Discover your Welsh ancestor's marriage, or intention to marry, in Glamorganshire. Banns announcements and Marriages will add fantastic biographical details to your family tree. These records may reveal your ancestor’s name, address, marriage date, and parish. Piece together your family history using such details as your relative’s father’s name, rank, and occupation.
Each of the Glamorganshire Banns includes an image of the original Banns book and a transcript of the individual entry. The information in each transcript may vary, but most will include:
Banns date (the first of the three announcements)
County and Country
It is very common to find additional detail in the images than what is available in the transcripts. In the Glamorganshire Banns images you may be able to find out who witnessed and performed your ancestor’s wedding.

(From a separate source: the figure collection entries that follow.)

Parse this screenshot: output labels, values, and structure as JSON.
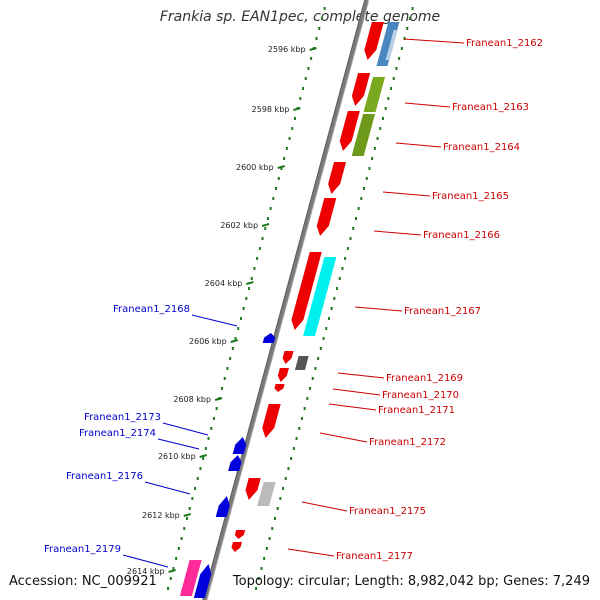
{
  "title": "Frankia sp. EAN1pec, complete genome",
  "accession": "Accession: NC_009921",
  "summary": "Topology: circular; Length: 8,982,042 bp; Genes: 7,249",
  "colors": {
    "backbone": "#8a8a8a",
    "tick_dots": "#1f7a1f",
    "forward_label": "#cc0000",
    "reverse_label": "#0000cc"
  },
  "ticks": [
    {
      "label": "2596 kbp"
    },
    {
      "label": "2598 kbp"
    },
    {
      "label": "2600 kbp"
    },
    {
      "label": "2602 kbp"
    },
    {
      "label": "2604 kbp"
    },
    {
      "label": "2606 kbp"
    },
    {
      "label": "2608 kbp"
    },
    {
      "label": "2610 kbp"
    },
    {
      "label": "2612 kbp"
    },
    {
      "label": "2614 kbp"
    }
  ],
  "forward_labels": [
    {
      "label": "Franean1_2162"
    },
    {
      "label": "Franean1_2163"
    },
    {
      "label": "Franean1_2164"
    },
    {
      "label": "Franean1_2165"
    },
    {
      "label": "Franean1_2166"
    },
    {
      "label": "Franean1_2167"
    },
    {
      "label": "Franean1_2169"
    },
    {
      "label": "Franean1_2170"
    },
    {
      "label": "Franean1_2171"
    },
    {
      "label": "Franean1_2172"
    },
    {
      "label": "Franean1_2175"
    },
    {
      "label": "Franean1_2177"
    }
  ],
  "reverse_labels": [
    {
      "label": "Franean1_2168"
    },
    {
      "label": "Franean1_2173"
    },
    {
      "label": "Franean1_2174"
    },
    {
      "label": "Franean1_2176"
    },
    {
      "label": "Franean1_2179"
    }
  ]
}
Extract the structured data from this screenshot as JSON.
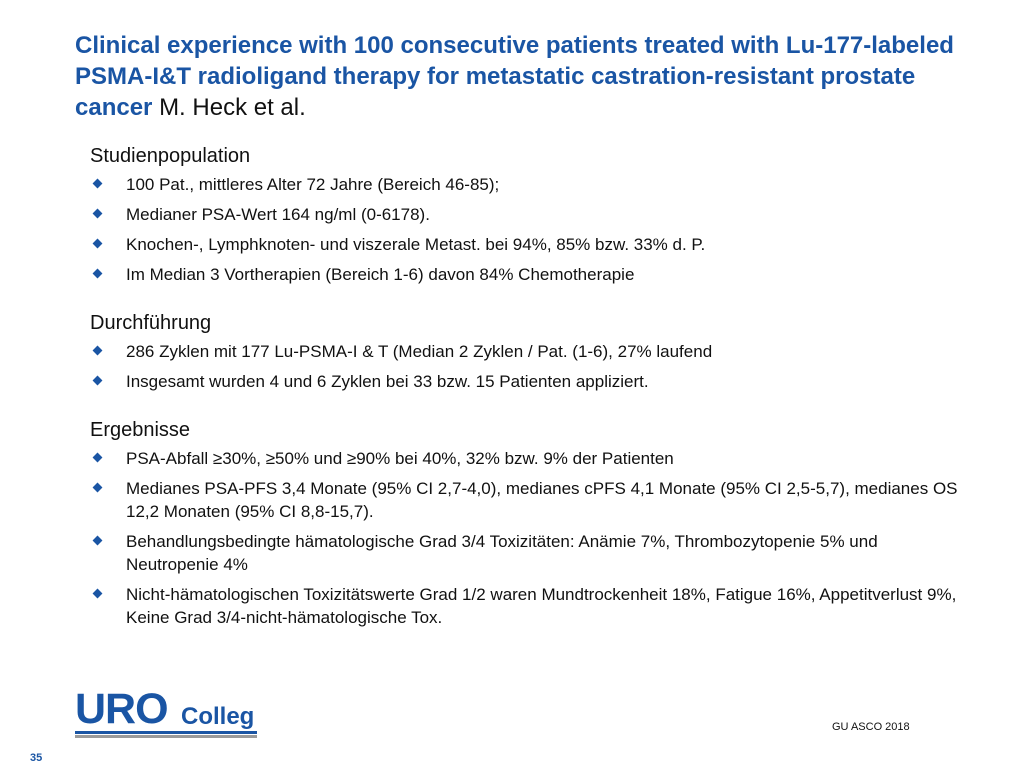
{
  "slide": {
    "title": "Clinical experience with 100 consecutive patients treated with Lu-177-labeled PSMA-I&T radioligand therapy for metastatic castration-resistant prostate cancer",
    "author": "M. Heck et al.",
    "sections": [
      {
        "heading": "Studienpopulation",
        "bullets": [
          "100 Pat., mittleres Alter  72 Jahre (Bereich 46-85);",
          "Medianer PSA-Wert 164 ng/ml (0-6178).",
          "Knochen-, Lymphknoten- und viszerale Metast. bei 94%, 85% bzw. 33% d. P.",
          "Im Median 3 Vortherapien (Bereich 1-6) davon 84% Chemotherapie"
        ]
      },
      {
        "heading": "Durchführung",
        "bullets": [
          "286 Zyklen mit 177 Lu-PSMA-I & T (Median 2 Zyklen / Pat. (1-6), 27% laufend",
          "Insgesamt wurden 4 und 6 Zyklen bei 33 bzw. 15 Patienten appliziert."
        ]
      },
      {
        "heading": "Ergebnisse",
        "bullets": [
          "PSA-Abfall ≥30%, ≥50% und ≥90% bei 40%, 32% bzw. 9%  der Patienten",
          "Medianes PSA-PFS 3,4 Monate (95% CI 2,7-4,0), medianes cPFS 4,1 Monate (95% CI 2,5-5,7), medianes OS 12,2 Monaten (95% CI 8,8-15,7).",
          "Behandlungsbedingte hämatologische Grad 3/4 Toxizitäten: Anämie 7%, Thrombozytopenie 5% und Neutropenie 4%",
          "Nicht-hämatologischen Toxizitätswerte Grad 1/2 waren Mundtrockenheit 18%, Fatigue 16%, Appetitverlust 9%, Keine Grad 3/4-nicht-hämatologische Tox."
        ]
      }
    ]
  },
  "logo": {
    "primary": "URO",
    "secondary": "Colleg"
  },
  "footer": {
    "source": "GU ASCO 2018",
    "page_number": "35"
  },
  "colors": {
    "accent": "#1a55a4",
    "text": "#111111",
    "logo_bar_gray": "#9a9a9a"
  }
}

Each record comprises a transcript of the original register. The amount of information listed varies, but the records usually include a combination of the following information about your ancestor:
Bride’s first name
Bride’s last name
Groom’s first name
Groom’s last name
Bride’s father’s name
Groom’s father’s name
Images from later records and certain parishes may provide additional information about your relative. Further details may include:
Bride’s marital status
Groom’s marital status
Bride’s rank or occupation
Groom’s rank or occupation
Bride’s father’s rank or occupation
Groom’s father’s rank or occupation
Glamorganshire (also called Glamorgan) is one of 13 historic counties in Wales and a former administrative county of Wales. Glamorganshire is represented by the three preserved counties of Mid Glamorgan, South Glamorgan, and West Glamorgan. It borders Breconshire, Monmouthshire, and Carmarthenshire. The administrative county of Glamorganshire was created under the Local Government Act 1888, excluding Swansea and Cardiff which were made independent county boroughs.
Two years after the Local Government Act 1972, however, the county boroughs and administrative county were abolished, and three new counties were formed: West Glamorgan, Mid Glamorgan, and South Glamorgan. In 1996, these areas were reformed into several unitary authorities. Since 1972, Glamorganshire has boasted two cities: Swansea, and Cardiff, the county town and capital city of Wales since 1955.
In order to understand these records better, it is important to know what Banns are. Banns are the announcement of a couple’s intention to be married. The purpose of the announcements are to give anyone in the congregation an opportunity to voice objections to the marriage. The Banns must be read out in church on three Sundays in the three months leading up to the wedding day. This is useful for those records which do not include the wedding date. By recording the Banns you now have an educated idea of when your relatives were married.
Marriage records are an essential part of researching your family history. There are records where the parents of the bride and groom are listed, and these are often the key to finding out the names of the generation before.
Occasionally, ages of the couple may be listed as "full" rather than as a figure. This was a customary way of noting that they were over the required age of 21. If the bride or groom was under the age of 21, “with consent of parents” is noted in the record.